Add Google’s Ngram Viewer to Your List of Research Tools

The Ngram Viewer will let you compare making use of numerous words or names in one graph. The example that I give up this video is to compare making use of the terms “National Parks,” “National Forests,” and “National Forest Service.” By taking a look at the Ngram Viewer for those terms I can see that they start to appear more frequently around 1890, have a lull in the 1940s and 1950s, and then appear more regularly once again in the 1960s..
Ngram Viewer is based upon books indexed in Google Books. That is why listed below every chart produced by Ngram Viewer you will discover a list of books about each of your search terms.
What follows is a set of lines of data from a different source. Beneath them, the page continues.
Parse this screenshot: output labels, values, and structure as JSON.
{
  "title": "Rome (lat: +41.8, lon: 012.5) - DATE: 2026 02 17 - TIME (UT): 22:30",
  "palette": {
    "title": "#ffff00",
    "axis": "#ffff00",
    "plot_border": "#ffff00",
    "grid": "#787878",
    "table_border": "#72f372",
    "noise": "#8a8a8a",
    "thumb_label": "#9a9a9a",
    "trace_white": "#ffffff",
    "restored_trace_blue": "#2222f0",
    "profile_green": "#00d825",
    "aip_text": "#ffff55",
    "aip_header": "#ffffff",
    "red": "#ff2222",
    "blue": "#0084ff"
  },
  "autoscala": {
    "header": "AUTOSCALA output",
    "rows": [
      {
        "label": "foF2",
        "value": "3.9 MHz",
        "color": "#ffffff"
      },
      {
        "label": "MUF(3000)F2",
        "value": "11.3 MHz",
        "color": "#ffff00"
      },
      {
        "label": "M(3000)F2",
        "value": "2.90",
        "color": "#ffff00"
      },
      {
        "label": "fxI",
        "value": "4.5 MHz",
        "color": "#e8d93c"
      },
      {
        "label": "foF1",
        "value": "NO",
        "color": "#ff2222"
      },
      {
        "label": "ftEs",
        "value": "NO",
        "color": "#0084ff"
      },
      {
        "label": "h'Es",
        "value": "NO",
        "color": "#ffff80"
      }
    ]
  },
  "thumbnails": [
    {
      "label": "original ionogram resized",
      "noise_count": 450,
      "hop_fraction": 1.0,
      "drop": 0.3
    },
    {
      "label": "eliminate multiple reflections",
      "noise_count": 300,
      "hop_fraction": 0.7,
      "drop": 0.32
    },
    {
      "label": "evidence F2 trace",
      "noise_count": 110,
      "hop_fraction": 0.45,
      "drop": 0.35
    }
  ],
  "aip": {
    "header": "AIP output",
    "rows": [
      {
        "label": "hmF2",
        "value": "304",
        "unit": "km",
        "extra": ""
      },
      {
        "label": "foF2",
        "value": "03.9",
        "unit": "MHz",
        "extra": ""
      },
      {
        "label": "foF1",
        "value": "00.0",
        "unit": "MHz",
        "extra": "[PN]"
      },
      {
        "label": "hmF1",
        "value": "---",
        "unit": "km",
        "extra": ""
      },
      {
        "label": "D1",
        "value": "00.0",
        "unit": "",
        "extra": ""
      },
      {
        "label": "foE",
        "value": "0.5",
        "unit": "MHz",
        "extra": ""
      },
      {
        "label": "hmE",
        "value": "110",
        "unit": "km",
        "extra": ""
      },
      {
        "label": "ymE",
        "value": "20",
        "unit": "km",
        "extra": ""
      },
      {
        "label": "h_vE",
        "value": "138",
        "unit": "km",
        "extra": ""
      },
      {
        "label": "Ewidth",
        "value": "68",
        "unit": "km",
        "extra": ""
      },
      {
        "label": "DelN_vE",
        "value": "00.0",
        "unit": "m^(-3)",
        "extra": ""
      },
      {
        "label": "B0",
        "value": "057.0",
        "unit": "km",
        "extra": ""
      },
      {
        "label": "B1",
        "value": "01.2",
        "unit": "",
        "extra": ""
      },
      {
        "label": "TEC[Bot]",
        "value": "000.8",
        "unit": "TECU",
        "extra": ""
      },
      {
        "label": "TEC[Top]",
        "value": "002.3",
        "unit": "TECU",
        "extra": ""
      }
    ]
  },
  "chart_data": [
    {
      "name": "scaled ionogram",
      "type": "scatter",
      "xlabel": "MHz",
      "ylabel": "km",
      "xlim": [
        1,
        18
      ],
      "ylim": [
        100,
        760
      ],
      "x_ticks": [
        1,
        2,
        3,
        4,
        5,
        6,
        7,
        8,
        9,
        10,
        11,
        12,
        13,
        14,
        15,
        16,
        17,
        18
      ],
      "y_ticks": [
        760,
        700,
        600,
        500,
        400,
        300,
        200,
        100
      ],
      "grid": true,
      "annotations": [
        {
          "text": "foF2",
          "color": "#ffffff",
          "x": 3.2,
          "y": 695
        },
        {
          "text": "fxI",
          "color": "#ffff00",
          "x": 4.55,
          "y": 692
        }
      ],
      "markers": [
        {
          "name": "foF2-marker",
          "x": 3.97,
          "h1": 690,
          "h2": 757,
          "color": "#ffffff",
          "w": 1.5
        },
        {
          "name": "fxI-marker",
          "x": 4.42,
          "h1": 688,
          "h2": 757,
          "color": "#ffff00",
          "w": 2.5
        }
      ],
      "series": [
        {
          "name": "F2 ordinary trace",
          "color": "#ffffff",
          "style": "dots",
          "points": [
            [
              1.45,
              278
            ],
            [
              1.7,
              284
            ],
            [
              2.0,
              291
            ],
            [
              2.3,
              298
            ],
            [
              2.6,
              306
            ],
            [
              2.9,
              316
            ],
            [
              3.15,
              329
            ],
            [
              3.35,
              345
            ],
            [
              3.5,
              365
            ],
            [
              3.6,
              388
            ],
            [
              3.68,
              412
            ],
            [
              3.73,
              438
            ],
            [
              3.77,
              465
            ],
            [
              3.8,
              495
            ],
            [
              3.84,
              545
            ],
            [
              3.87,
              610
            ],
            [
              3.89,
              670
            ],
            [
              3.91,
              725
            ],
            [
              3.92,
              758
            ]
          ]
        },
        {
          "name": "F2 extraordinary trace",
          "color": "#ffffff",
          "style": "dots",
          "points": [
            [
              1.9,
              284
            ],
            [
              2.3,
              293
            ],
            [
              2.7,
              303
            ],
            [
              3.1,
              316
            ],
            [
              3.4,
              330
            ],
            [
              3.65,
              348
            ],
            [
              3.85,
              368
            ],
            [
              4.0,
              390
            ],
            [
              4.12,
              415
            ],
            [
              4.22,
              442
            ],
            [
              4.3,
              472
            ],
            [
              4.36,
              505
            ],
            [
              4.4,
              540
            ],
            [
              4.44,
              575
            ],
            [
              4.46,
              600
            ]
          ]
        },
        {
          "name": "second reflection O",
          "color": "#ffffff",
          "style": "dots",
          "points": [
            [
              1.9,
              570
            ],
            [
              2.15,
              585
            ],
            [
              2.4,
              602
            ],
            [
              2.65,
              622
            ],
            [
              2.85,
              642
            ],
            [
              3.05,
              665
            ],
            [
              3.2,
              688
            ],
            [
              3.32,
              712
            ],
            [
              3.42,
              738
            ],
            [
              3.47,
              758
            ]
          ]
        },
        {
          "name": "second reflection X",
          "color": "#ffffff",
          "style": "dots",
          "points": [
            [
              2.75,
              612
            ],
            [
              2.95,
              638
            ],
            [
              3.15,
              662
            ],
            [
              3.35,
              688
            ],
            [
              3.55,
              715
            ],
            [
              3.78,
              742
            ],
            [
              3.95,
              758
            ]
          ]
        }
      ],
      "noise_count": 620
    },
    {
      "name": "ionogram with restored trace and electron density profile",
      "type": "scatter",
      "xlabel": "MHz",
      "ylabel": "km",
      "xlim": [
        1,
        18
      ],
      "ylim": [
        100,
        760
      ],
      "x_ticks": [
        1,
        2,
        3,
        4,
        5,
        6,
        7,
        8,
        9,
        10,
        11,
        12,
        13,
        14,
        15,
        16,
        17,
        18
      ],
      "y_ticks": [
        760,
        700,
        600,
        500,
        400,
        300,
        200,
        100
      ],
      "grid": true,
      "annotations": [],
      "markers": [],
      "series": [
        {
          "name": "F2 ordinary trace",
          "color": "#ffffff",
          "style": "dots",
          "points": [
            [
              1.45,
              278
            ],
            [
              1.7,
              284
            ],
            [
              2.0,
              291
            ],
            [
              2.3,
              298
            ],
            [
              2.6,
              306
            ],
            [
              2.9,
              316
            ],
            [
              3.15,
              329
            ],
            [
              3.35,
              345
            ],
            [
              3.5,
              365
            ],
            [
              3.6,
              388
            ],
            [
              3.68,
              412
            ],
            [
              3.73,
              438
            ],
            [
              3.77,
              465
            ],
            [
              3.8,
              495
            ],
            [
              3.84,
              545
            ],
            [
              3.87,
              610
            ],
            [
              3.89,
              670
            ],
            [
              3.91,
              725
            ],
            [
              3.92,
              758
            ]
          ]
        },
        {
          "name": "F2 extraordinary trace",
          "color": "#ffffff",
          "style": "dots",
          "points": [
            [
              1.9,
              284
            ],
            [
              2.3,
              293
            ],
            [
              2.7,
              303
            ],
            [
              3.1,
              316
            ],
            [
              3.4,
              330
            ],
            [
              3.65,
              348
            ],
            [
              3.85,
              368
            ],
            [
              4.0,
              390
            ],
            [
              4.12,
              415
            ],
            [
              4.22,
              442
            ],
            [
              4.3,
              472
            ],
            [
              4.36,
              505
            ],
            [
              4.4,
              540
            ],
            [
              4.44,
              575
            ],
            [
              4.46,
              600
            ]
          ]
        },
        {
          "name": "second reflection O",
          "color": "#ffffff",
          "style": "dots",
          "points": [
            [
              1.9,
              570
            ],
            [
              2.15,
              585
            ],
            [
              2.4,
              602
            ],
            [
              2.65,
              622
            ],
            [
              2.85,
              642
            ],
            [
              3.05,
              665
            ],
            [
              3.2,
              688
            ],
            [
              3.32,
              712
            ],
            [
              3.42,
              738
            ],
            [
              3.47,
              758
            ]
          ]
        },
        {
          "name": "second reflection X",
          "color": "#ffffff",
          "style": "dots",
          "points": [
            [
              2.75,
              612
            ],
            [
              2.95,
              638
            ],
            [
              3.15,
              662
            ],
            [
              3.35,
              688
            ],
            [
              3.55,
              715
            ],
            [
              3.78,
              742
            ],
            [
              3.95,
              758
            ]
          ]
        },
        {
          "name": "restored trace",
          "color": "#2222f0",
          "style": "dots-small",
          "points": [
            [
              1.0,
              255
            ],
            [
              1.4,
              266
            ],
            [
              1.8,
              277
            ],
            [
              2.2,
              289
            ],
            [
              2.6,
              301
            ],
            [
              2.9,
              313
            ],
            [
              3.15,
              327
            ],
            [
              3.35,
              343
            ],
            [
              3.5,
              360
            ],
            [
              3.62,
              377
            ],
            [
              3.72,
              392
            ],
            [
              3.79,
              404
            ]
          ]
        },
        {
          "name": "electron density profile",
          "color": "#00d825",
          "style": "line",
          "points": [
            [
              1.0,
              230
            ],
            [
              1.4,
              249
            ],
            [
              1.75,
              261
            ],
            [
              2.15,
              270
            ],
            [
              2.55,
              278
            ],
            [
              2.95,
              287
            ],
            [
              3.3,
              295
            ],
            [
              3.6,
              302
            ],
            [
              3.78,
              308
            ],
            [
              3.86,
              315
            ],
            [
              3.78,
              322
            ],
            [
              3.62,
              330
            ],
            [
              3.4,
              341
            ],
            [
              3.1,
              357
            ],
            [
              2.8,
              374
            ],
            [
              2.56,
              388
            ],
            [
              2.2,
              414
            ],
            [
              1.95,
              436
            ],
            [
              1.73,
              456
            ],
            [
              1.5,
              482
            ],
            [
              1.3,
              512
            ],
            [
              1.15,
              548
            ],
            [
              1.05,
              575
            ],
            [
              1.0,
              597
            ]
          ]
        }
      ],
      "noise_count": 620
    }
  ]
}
Those books are arranged by date..
A third component of Ngram Viewer to keep in mind is that it deals with multiple languages including English, French, Chinese, German, Italian, Russian, Hebrew, and Spanish..

Applications for Education.
As I mentioned in the video above, the Ngram Viewer can supply an excellent way to start a research activity for trainees. Have them go into a couple of words then examine the chart to identify peaks and valleys in the frequency of the words use. Then ask them to attempt to identify what would have triggered those words to be utilized basically regularly at various periods in history.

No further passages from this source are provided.